The joker, on the other hand, just fell into a vat of chemicals.
He got up, left, and gained super human strength. But, he’s a human wearing
clown images, whereas you are a clown wearing human images.
It takes Turd 30 minutes a day to put on the human makeup and not look like a clown.
There are many kinds of man-clowns.
One, the red kind, which eat raw meat and kill people for fun.
The yellow kind, spends a lot of time in the kitchen making crazy person’s food and cloths.
Then there are black clowns, which insist upon clown rights and dispise cheese.
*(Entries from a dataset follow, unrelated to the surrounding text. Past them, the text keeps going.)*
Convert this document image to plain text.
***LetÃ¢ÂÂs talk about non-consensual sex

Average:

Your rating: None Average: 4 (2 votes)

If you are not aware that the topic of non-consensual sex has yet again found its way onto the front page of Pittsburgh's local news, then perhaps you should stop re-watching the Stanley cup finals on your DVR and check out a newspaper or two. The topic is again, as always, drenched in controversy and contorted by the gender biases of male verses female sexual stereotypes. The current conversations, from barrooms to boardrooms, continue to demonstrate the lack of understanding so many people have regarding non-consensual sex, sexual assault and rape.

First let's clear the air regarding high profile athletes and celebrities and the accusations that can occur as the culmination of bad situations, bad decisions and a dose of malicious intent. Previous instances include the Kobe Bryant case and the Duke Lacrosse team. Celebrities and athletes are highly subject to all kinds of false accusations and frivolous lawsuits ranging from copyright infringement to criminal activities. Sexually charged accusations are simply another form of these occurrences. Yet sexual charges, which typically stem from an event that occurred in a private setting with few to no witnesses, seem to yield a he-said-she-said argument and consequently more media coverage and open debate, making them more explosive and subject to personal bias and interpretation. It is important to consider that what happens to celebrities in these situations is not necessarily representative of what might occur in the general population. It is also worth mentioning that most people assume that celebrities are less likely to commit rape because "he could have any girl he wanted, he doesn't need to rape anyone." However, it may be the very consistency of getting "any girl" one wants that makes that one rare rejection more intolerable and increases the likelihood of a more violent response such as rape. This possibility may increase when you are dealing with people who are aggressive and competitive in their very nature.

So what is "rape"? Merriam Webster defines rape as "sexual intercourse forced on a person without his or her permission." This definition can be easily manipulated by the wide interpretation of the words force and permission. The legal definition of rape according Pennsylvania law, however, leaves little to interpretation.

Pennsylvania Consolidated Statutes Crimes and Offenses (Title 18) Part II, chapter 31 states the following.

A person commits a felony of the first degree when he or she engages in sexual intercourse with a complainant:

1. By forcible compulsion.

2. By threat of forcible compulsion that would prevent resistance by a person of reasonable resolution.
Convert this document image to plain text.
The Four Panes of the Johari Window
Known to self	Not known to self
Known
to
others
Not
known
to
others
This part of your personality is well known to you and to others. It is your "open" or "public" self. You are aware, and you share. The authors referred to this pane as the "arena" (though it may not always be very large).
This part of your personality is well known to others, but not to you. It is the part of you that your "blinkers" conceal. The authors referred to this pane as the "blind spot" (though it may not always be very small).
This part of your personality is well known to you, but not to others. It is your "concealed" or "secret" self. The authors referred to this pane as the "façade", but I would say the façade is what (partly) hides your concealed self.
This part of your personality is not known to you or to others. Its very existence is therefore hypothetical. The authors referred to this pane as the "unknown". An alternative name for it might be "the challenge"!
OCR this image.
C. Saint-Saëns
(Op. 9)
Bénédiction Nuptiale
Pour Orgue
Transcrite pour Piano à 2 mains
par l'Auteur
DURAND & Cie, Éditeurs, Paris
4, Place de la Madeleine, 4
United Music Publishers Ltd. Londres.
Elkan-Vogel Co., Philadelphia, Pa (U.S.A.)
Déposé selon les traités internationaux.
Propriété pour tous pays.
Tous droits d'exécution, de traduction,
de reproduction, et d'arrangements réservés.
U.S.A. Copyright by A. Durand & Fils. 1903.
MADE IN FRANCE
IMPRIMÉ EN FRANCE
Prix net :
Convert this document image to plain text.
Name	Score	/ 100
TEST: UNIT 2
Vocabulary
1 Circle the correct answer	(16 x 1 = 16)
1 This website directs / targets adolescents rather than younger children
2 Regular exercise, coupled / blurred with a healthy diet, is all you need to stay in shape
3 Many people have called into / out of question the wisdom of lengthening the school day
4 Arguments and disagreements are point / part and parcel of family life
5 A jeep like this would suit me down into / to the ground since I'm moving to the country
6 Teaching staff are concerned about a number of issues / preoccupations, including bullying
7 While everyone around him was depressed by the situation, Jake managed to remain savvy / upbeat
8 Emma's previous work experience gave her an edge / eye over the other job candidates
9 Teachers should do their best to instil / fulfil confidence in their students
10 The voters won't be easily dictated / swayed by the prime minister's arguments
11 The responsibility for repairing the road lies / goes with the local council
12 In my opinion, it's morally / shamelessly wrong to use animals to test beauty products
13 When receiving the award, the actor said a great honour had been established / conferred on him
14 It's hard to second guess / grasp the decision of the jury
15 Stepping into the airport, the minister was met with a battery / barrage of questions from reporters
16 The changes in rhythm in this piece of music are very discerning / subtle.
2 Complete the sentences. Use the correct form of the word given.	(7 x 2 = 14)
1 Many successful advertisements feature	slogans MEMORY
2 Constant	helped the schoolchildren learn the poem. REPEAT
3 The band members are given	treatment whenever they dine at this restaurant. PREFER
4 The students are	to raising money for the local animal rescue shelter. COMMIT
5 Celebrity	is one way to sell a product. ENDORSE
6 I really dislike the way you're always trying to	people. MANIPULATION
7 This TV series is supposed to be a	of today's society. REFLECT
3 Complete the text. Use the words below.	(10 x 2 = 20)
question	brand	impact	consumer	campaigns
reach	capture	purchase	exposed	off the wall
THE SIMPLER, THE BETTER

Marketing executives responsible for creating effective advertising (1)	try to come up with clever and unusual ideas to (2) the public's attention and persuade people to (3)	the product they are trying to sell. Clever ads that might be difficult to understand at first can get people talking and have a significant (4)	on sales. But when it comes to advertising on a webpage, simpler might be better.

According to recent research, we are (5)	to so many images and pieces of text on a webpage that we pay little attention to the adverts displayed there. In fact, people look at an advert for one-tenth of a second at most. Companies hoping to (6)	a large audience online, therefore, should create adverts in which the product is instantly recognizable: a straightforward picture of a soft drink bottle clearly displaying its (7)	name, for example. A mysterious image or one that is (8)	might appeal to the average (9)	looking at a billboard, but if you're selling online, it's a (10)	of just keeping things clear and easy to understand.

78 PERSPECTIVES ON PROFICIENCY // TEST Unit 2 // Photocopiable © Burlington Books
Now, you ask a person this question, if that person has a grievance towards you, he or she won’t answer with any affirmatives, it will be purely an opportunity to ‘shoot you down’ and if you are susceptible or rely on a person’s good opinion of you, well then you are now in deep shit. No? People have all sorts of secret agendas, perhaps you are not one of these, but nevertheless, this may be just that chance to get back at you, with a question such as the one above, especially if you care about what people think of you.
A interesting example to note, with the responses to Dan from Hahaha and Turd.
Hahaha wrote:
Turd wrote:
Then you read Dan’s opinion of both Hahaha and Turd.
Which one will get the more favourable response from Dan.
He would have to be a masochist to favour the abuser and Dan is not as proven by his response.
Honesty sometimes is a greatly overrated virtue and in some cases restraint may be the wiser path to take for some.